Oleh : Dr. Asep Ajidin, MH*
Edisi.co.id - Katanya kita mengakui tidak ada yang kita punya, tidak ada yang kita miliki. Mata, bukan mata kita. Telinga bukan telinga kita. Bibir bukan bibir kita. Kaki dan tangan, bukan tangan dan kaki kita. Harta bukan harta kita. Anak bukan mutlak anak kita. Pangkat bukan pangkat kita. Jabatan bukan jabatan kita. Sehingga kita mengakui juga kapanpun milik yang bukan milik kita itu diambil kita harus ridha, harus ikhlas. Tapi nyatanya ketika sesuatu berkurang dari sisi kita, kita sedih, kita menangis, kecewa bahkan marah dan putus asa dengan keadaan.

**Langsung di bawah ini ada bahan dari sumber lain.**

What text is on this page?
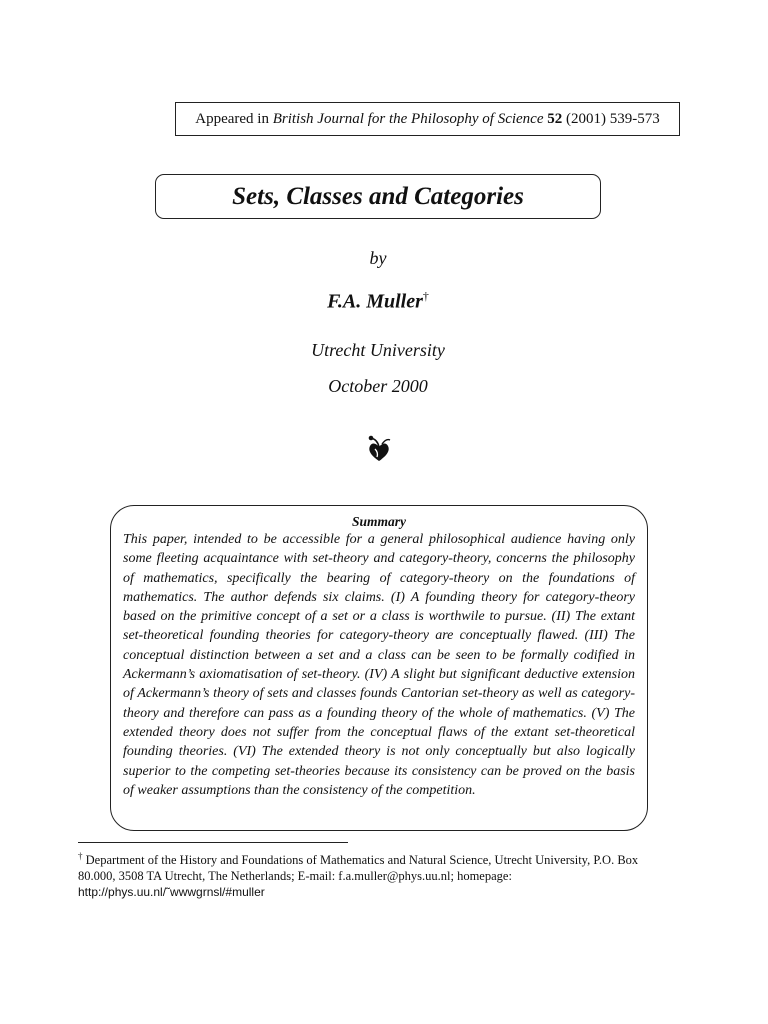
Appeared in
British Journal for the Philosophy of Science
52
(2001) 539-573
Sets, Classes and Categories
by
F.A. Muller†
Utrecht University
October 2000
Summary

This paper, intended to be accessible for a general philosophical audience having only some fleeting acquaintance with set-theory and category-theory, concerns the philosophy of mathematics, specifically the bearing of category-theory on the foundations of mathematics. The author defends six claims. (I) A founding theory for category-theory based on the primitive concept of a set or a class is worthwile to pursue. (II) The extant set-theoretical founding theories for category-theory are conceptually flawed. (III) The conceptual distinction between a set and a class can be seen to be formally codified in Ackermann’s axiomatisation of set-theory. (IV) A slight but significant deductive extension of Ackermann’s theory of sets and classes founds Cantorian set-theory as well as category-theory and therefore can pass as a founding theory of the whole of mathematics. (V) The extended theory does not suffer from the conceptual flaws of the extant set-theoretical founding theories. (VI) The extended theory is not only conceptually but also logically superior to the competing set-theories because its consistency can be proved on the basis of weaker assumptions than the consistency of the competition.

† Department of the History and Foundations of Mathematics and Natural Science, Utrecht University, P.O. Box 80.000, 3508 TA Utrecht, The Netherlands; E-mail: f.a.muller@phys.uu.nl; homepage:
http://phys.uu.nl/˜wwwgrnsl/#muller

Bahkan, mestinya kesadaran bahwa tidak ada yang kita miliki, termasuk badan dan panca indra kita, harus membawa kita pada penggunaan yang sesuai dengan keinginan Sang Pemberi. Kita sama tahu bahwa Dia menginginkan agar pemberian-Nya digunakan untuk hal-hal yang baik-baik. Mata digunakan untuk hal yang baik-baik, digunakan untuk melihat keadilan agar bisa menghancurkan kebatilan, untuk melihat penderitaan agar tergerak meringankan beban yang diderita, dan seterusnya. Penggunaan fasilitas pinjaman dari Tuhan, Zat Yang Maha Memberi pada jalan yang tidak dikehendaki akan menyebabkan dicabutnya rahmat dan kenikmatan.
Saat menderita penyakit dan kesusahan, hendak-nya menangkap pesan di baliknya. Kebanyakan penyakit itu berawal dari kerusakan hati, keburukan sikap dan sifat. Sehingga kalau mau sembuh, cara gampang dan murahnya adalah membersihkan hati dan memperbaiki kelakuan.
Musibah dan penderitaan sesungguhnya bukanlah berupa datangnya penyakit, tapi berupa kekufuran akan nikmat-Nya. Bukanlah musibah itu buta mata, tapi buta hati. Bukan musibah disebutnya bila sekadar hilang kaki, tapi yang dinamakan musibah ketika kita kehilangan iman.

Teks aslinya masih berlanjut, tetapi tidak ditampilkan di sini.